Fury, Bulli in grand final showdown

FOOTBALL 

Brad Boardman did his talking on the pitch, before his father and Dapto Dandaloo coach Norm Boardman was forced to fire a few volleys of his own off it.

Boardman senior leapt to the defence of referee Andrew Naylor after watching son Brad score twice in eight minutes either side of the interval, icing a 2-1 win over Port Kembla yesterday.

The Fury's heated preliminary final victory sets up a grand final showdown with Bulli, but that mattered little to an irate Port coach Stuart Beedie.

Beedie was left fuming after Naylor waved away appeals for a 83rd-minute penalty when Karouna Micheal's shot cannoned into the arm of Shane Lyons from close range.

To compound matters for the black and whites, Mitchell Scazzariello felled Chris Jackson in the subsequent sequence of play and was sent off for a second bookable offence.

Their desperate attempts for an equaliser after that with just 10 men were fruitless.

"It's a handball - just an absolute blatant handball," Beedie fumed. "I just can't understand it. Then we get a player sent off who has had two challenges [all game].

"I can handle getting beat, but some of the circumstances [yesterday] were not right."

But when quizzed on what he thought of the decision, Boardman said: "He's a metre from someone who has volleyed it. It's ball to hand and not hand to ball.

"If you've got your hands by your side and the ball hits you you can't give a penalty for that. Alternatively, Brad was onside in the second half with about five to go and they pulled that [goal] back. It works both ways. Sometimes you get them and sometimes you don't."

The tug-o-war over the contentious decision detracted from a gritty performance from the under-siege Fury, who were far from their best for large periods at Wetherall Park.
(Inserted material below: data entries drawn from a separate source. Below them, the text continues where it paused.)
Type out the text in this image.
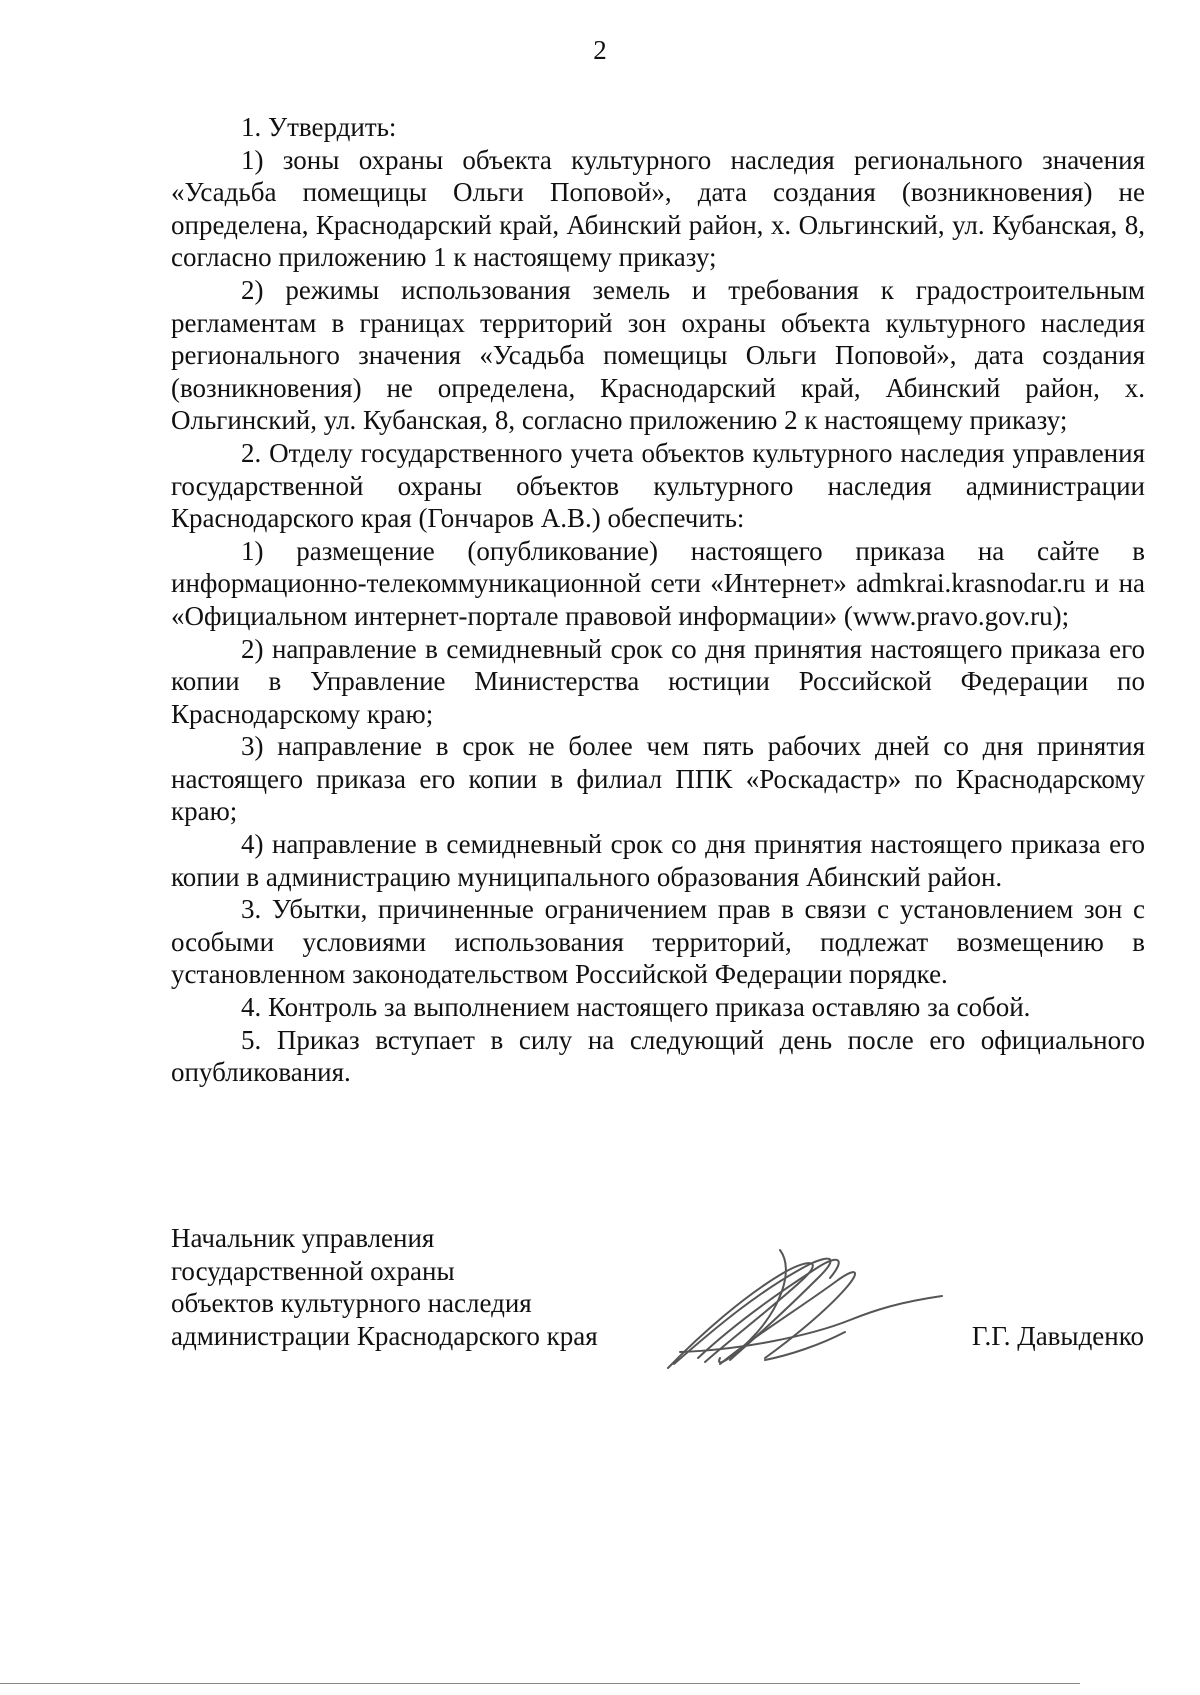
2

1. Утвердить:

1) зоны охраны объекта культурного наследия регионального значения «Усадьба помещицы Ольги Поповой», дата создания (возникновения) не определена, Краснодарский край, Абинский район, х. Ольгинский, ул. Кубанская, 8, согласно приложению 1 к настоящему приказу;

2) режимы использования земель и требования к градостроительным регламентам в границах территорий зон охраны объекта культурного наследия регионального значения «Усадьба помещицы Ольги Поповой», дата создания (возникновения) не определена, Краснодарский край, Абинский район, х. Ольгинский, ул. Кубанская, 8, согласно приложению 2 к настоящему приказу;

2. Отделу государственного учета объектов культурного наследия управления государственной охраны объектов культурного наследия администрации Краснодарского края (Гончаров А.В.) обеспечить:

1) размещение (опубликование) настоящего приказа на сайте в информационно-телекоммуникационной сети «Интернет» admkrai.krasnodar.ru и на «Официальном интернет-портале правовой информации» (www.pravo.gov.ru);

2) направление в семидневный срок со дня принятия настоящего приказа его копии в Управление Министерства юстиции Российской Федерации по Краснодарскому краю;

3) направление в срок не более чем пять рабочих дней со дня принятия настоящего приказа его копии в филиал ППК «Роскадастр» по Краснодарскому краю;

4) направление в семидневный срок со дня принятия настоящего приказа его копии в администрацию муниципального образования Абинский район.

3. Убытки, причиненные ограничением прав в связи с установлением зон с особыми условиями использования территорий, подлежат возмещению в установленном законодательством Российской Федерации порядке.

4. Контроль за выполнением настоящего приказа оставляю за собой.

5. Приказ вступает в силу на следующий день после его официального опубликования.

Начальник управления
государственной охраны
объектов культурного наследия
администрации Краснодарского края	Г.Г. Давыденко
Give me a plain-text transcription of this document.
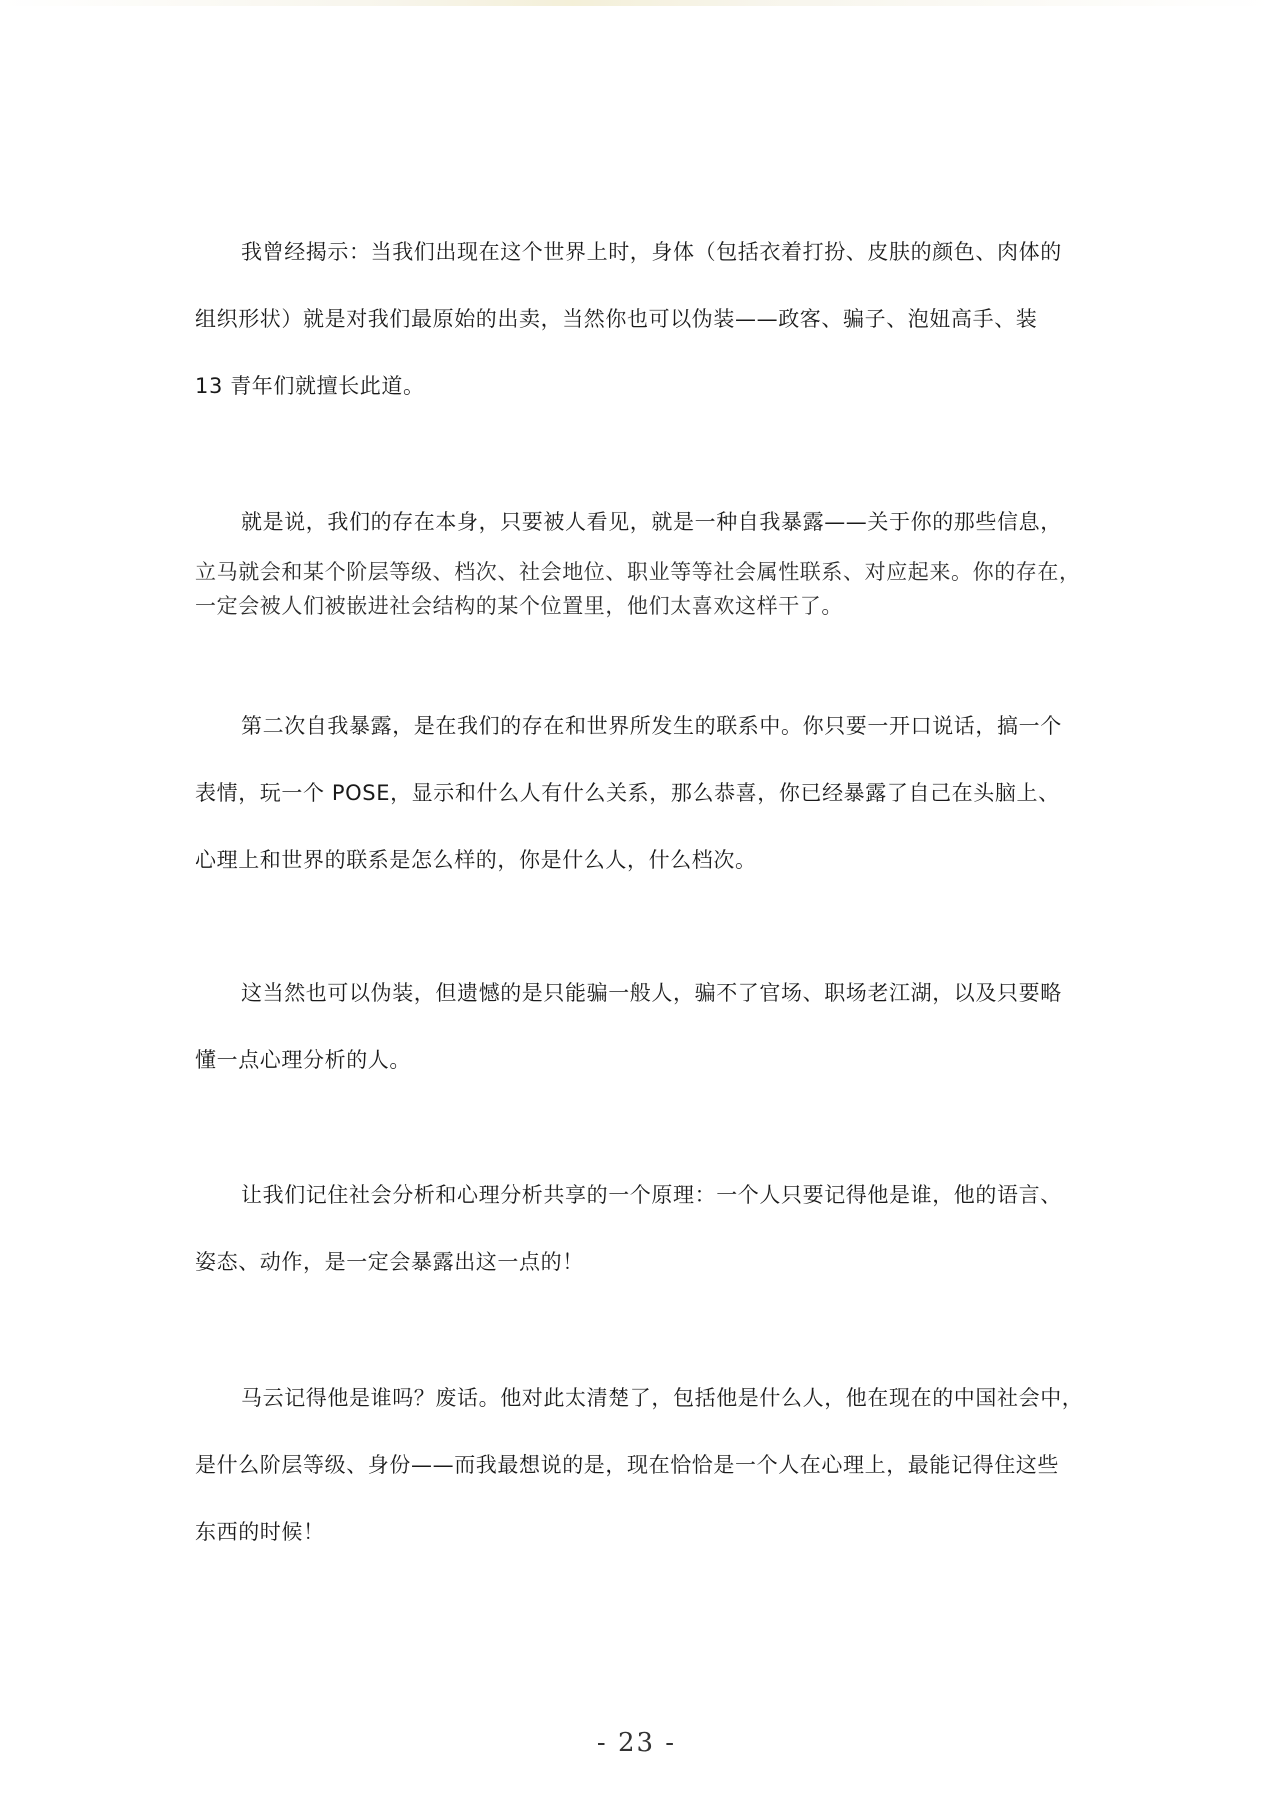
我曾经揭示：当我们出现在这个世界上时，身体（包括衣着打扮、皮肤的颜色、肉体的
组织形状）就是对我们最原始的出卖，当然你也可以伪装——政客、骗子、泡妞高手、装
13 青年们就擅长此道。
就是说，我们的存在本身，只要被人看见，就是一种自我暴露——关于你的那些信息，
立马就会和某个阶层等级、档次、社会地位、职业等等社会属性联系、对应起来。你的存在，
一定会被人们被嵌进社会结构的某个位置里，他们太喜欢这样干了。
第二次自我暴露，是在我们的存在和世界所发生的联系中。你只要一开口说话，搞一个
表情，玩一个 POSE，显示和什么人有什么关系，那么恭喜，你已经暴露了自己在头脑上、
心理上和世界的联系是怎么样的，你是什么人，什么档次。
这当然也可以伪装，但遗憾的是只能骗一般人，骗不了官场、职场老江湖，以及只要略
懂一点心理分析的人。
让我们记住社会分析和心理分析共享的一个原理：一个人只要记得他是谁，他的语言、
姿态、动作，是一定会暴露出这一点的！
马云记得他是谁吗？废话。他对此太清楚了，包括他是什么人，他在现在的中国社会中，
是什么阶层等级、身份——而我最想说的是，现在恰恰是一个人在心理上，最能记得住这些
东西的时候！
- 23 -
Having avoided an embarrassing back-door finals exit after winning the league, Boardman said his side would find another gear for nemesis Bulli at Crehan Park on Saturday.

"The football wasn't pretty, but at the end of the day the effort was unbelievable and that's all I can ask the boys for before the game," Boardman said. "We've got another shot now and we deserve it.

"We'll be better next week, much better, and we'll prepare for a different opponent."

Denied by an excellent performance from Port shot-stopper David Poeria for much of the first half, Boardman sent the Fury to the sheds in front after latching onto a neat slide-rule pass from Sam Munro.

Port's equaliser took all of 16 seconds after the resumption when Jon Ramos bundled home from close range after stand-in keeper Michael Takacs palmed away Micheal's header.